Para ilustrar a interseção entre os institutos da adoção e da multiparentalidade, consideremos o caso hipotético de Lucas, criança nascida da união entre Ana e João. Após a separação do casal, João, pai biológico, afastou-se da convivência com o filho. Posteriormente, Ana iniciou relacionamento com Marcos, que passou a exercer, de forma contínua e efetiva, as funções parentais em relação a Lucas, estabelecendo um vínculo socioafetivo sólido.

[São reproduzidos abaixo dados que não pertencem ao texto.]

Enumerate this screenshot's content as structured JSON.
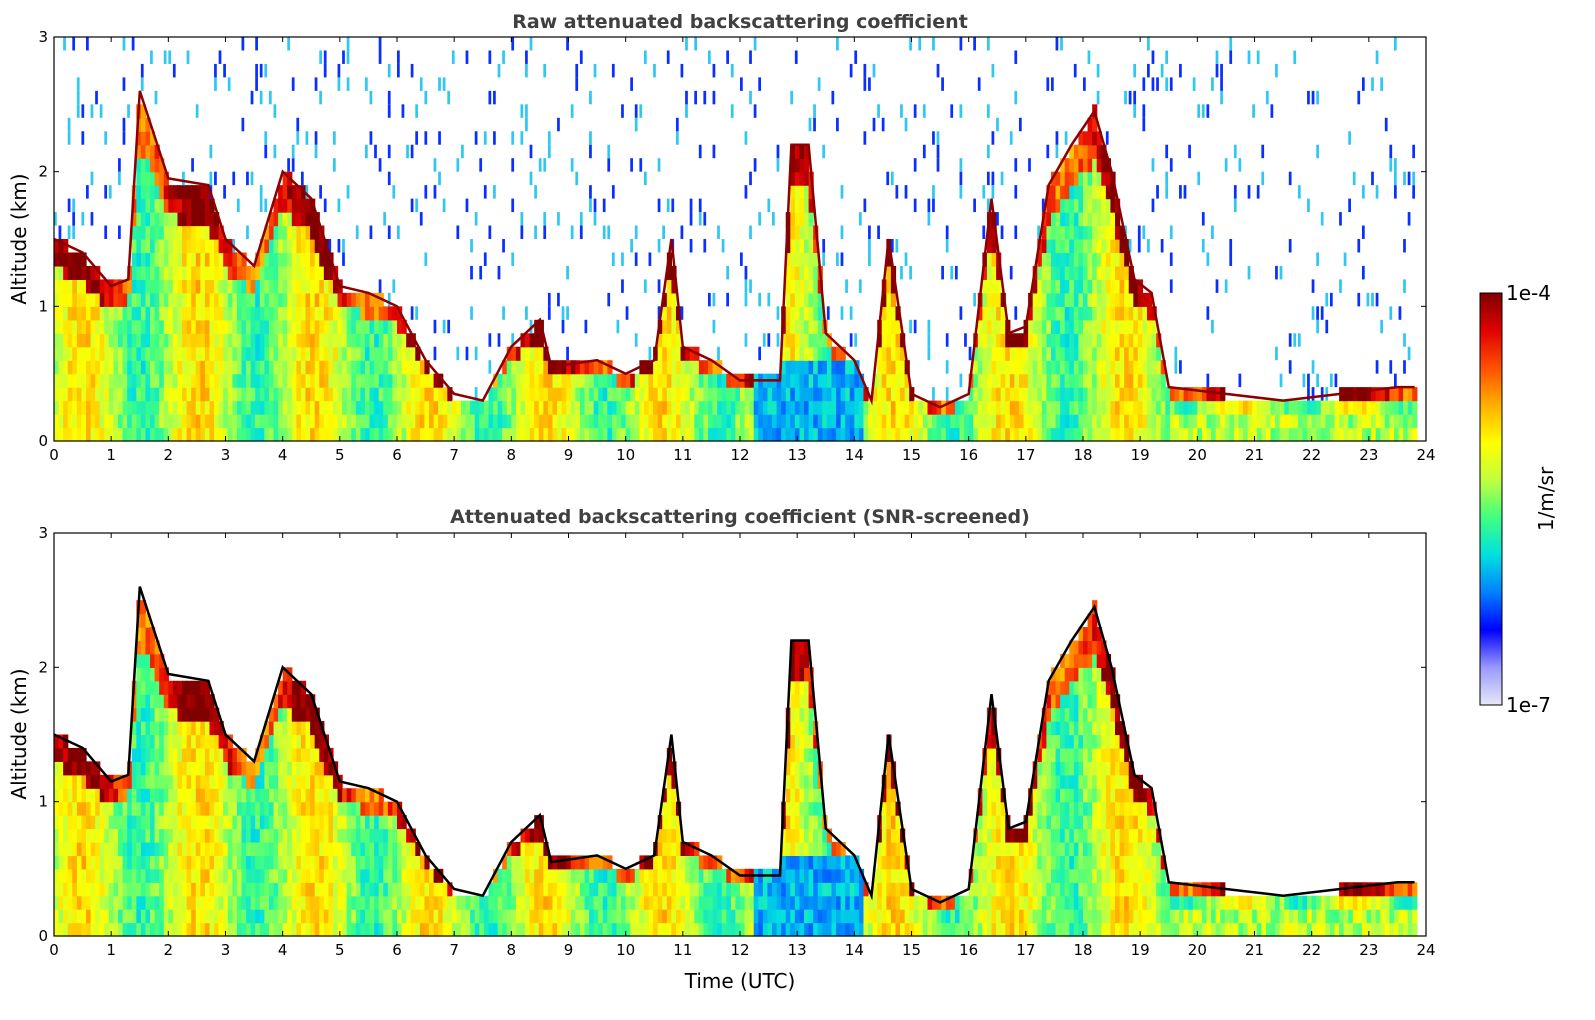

Diante dessa realidade, Marcos buscou formalizar judicialmente a relação já existente, requerendo a adoção de Lucas. Embora não estivesse previamente cadastrado no sistema nacional de adoção, o pedido foi acolhido com fundamento na adoção socioafetiva, baseada no princípio do melhor interesse da criança. Importante destacar que, em respeito aos laços biológicos ainda existentes com João, o juízo competente reconheceu a multiparentalidade, permitindo que Lucas constasse em registro civil como filho de dois pais (João e Marcos) e de sua mãe biológica, Ana.

Esse exemplo evidencia a flexibilização do modelo tradicional de filiação, que por muito tempo se baseou exclusivamente na origem biológica. A jurisprudência contemporânea tem reconhecido a importância dos vínculos afetivos construídos no cotidiano e o direito da criança de manter relações jurídicas com todos aqueles que efetivamente desempenham funções parentais, ainda que isso resulte na coexistência de mais de dois ascendentes legais.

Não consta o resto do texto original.